SOLVED

Variable in Graph Request Body (PowerShell)

Frequent Contributor

Working off the following URL: https://docs.microsoft.com/en-us/graph/api/passwordauthenticationmethod-resetpassword?view=graph-res...

 

 

When I execute the following command in my PowerShell script it works flawlessly

$PWCBody = '{
"newPassword" : "ssd$$FGW!!",
"forceChangePasswordNextSignIn" : true
}'


$PWCURI = "https://graph.microsoft.com/beta/users/XXXXXXXXX-XXXX-XXXX-XXXX-XXXXXXXXXXXX/authentication/password..."
$PWChange = Invoke-RestMethod -Uri $PWCURI -Headers $HeaderDelegate -body $PWCbody -Method POST -ContentType "application/json"

 

However, when I change the Request Body newPassword to variable I get a (403) Bad Request. 

 

$PWCBody = '{

"newPassword" : $password,
"forceChangePasswordNextSignIn" : true
}'

 

How can i handle a variable in a Requested Body that's surrounded by single quotes?

 

Thank You,

 

-Larry 

 

6 Replies
Try this:

$PWCBody = @{
"newPassword" = $password
}
Thank You for responding Vasil...
I tried using that format
$PWCBody = @{
"newPassword" = $password
}

Still getting the following message "Invoke-RestMethod : The remote server returned an error: (400) Bad Request."

Thank You,

-Larry
Yeah, they have terrible error handling on that endpoint.
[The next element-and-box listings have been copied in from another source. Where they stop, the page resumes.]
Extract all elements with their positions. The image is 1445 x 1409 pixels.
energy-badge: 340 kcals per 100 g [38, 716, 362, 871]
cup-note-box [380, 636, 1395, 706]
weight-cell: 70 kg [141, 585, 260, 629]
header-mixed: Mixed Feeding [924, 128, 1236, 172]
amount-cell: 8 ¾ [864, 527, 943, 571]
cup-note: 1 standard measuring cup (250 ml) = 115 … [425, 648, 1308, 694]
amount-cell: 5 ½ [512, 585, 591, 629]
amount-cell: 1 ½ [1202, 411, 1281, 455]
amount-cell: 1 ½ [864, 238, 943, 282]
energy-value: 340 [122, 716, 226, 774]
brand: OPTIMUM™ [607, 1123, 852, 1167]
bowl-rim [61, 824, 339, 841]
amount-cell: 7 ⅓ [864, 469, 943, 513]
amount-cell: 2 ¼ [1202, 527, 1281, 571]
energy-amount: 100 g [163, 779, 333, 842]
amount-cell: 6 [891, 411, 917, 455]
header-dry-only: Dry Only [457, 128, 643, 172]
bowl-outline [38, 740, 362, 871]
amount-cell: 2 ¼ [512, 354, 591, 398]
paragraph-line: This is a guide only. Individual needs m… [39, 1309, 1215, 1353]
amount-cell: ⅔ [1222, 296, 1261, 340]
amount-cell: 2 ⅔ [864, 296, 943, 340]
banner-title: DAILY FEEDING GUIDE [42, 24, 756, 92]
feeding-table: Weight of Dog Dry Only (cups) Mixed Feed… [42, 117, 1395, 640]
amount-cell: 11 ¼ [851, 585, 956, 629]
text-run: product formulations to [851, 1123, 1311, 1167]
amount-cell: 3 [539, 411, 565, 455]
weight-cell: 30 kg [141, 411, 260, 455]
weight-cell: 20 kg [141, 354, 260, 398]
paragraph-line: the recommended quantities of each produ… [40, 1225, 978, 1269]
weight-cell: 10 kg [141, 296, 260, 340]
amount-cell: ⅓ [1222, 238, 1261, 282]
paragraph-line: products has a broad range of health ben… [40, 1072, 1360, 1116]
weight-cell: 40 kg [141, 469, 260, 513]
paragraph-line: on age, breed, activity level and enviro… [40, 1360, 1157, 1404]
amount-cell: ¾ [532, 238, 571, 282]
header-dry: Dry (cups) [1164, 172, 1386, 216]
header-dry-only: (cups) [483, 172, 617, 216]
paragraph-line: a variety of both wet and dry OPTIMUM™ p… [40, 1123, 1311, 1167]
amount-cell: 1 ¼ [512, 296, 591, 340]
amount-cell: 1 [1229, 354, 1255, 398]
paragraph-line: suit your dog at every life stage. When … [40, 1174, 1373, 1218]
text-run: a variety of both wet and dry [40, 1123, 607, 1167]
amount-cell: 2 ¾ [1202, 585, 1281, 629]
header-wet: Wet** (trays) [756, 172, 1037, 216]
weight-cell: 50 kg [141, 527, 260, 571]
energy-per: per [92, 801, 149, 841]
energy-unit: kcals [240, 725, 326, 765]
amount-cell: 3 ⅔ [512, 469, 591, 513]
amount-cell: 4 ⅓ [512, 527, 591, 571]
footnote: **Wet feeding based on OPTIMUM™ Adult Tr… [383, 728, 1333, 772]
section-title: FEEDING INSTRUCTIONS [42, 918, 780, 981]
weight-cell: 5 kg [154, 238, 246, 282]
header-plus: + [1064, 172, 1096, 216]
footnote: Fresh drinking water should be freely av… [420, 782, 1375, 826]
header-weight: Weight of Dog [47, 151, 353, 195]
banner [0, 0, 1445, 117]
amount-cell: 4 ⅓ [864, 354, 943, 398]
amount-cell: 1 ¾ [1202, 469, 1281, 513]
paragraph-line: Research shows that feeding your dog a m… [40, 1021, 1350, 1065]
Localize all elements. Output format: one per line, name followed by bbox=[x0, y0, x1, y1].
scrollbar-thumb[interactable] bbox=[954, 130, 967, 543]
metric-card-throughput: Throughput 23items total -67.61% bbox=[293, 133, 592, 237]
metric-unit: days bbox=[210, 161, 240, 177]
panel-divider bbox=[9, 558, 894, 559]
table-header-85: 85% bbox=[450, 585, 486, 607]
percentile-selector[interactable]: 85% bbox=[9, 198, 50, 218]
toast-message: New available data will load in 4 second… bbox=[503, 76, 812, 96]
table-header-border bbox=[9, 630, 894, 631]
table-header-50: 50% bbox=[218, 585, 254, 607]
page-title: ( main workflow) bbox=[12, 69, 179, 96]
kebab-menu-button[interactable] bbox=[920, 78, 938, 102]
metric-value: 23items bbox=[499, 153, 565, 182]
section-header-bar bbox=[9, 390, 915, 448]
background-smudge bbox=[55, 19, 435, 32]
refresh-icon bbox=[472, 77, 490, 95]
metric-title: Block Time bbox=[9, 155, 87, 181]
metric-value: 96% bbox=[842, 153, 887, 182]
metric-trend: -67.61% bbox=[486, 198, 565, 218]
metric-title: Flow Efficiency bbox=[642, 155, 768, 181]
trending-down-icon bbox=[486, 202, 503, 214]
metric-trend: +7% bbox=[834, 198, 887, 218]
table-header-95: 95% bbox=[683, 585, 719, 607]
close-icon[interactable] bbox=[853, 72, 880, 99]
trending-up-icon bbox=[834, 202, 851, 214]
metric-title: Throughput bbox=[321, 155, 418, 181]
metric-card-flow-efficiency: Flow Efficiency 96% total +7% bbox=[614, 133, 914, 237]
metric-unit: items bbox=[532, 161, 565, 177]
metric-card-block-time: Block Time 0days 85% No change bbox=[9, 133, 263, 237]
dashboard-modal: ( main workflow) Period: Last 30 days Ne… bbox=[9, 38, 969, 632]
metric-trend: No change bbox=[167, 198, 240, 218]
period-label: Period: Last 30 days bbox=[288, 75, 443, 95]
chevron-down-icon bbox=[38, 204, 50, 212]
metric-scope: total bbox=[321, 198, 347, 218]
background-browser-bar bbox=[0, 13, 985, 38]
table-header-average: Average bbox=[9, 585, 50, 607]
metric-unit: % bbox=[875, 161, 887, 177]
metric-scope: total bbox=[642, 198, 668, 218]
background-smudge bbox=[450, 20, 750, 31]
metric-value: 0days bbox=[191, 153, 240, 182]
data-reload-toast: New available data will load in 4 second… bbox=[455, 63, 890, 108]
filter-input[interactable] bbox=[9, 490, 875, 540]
Bad request can mean anything from "you provided an invalid password" to "user is blocked" to "you are using application permissions and they don't work here". If it's still not working, capture the proper error message as detailed here: https://www.michev.info/Blog/Post/3298/unable-to-reset-the-password-for-a-disabled-account

again thanks for responding to my post...

I'm able to successfully change user's password using the end point in my PowerShell script if the Requested Body for password is in string format
$PWCBody = '{"Password" : "ADC123", "forceChangePasswordNextSignIn" : true}'

I get the 400 Bad Request when I try change the Requested Body password from a string value to a variable.
$PWCBody = '{"Password" : $NewPassword, "forceChangePasswordNextSignIn" : true}'

 

FYI: None of the accounts i trying to change their password in not disable in AD or Azure AD.

 

Also, I using the following permission:

Directory.AccessAsUser.All - Delegated - Access directory as the signed in user
UserAuthenticationMethod.ReadWrite.All - Delegated - Read and write all users' authentication methods.
UserAuthenticationMethod.Read.All - Delegated - Read all users' authentication methods

 

The service service account has the Role: Authentication administrator

 

Thank You,

-Larry

best response confirmed by Larry Jones (Frequent Contributor)
Solution
SOLUTION: I had to add " | ConvertTo-Json" at the end Request Body
$PWCBody = @{
newPassword = $password
forceChangePasswordNextSignIn = $true
} | ConvertTo-Json
Took ages looking for this.. Thanks Larry!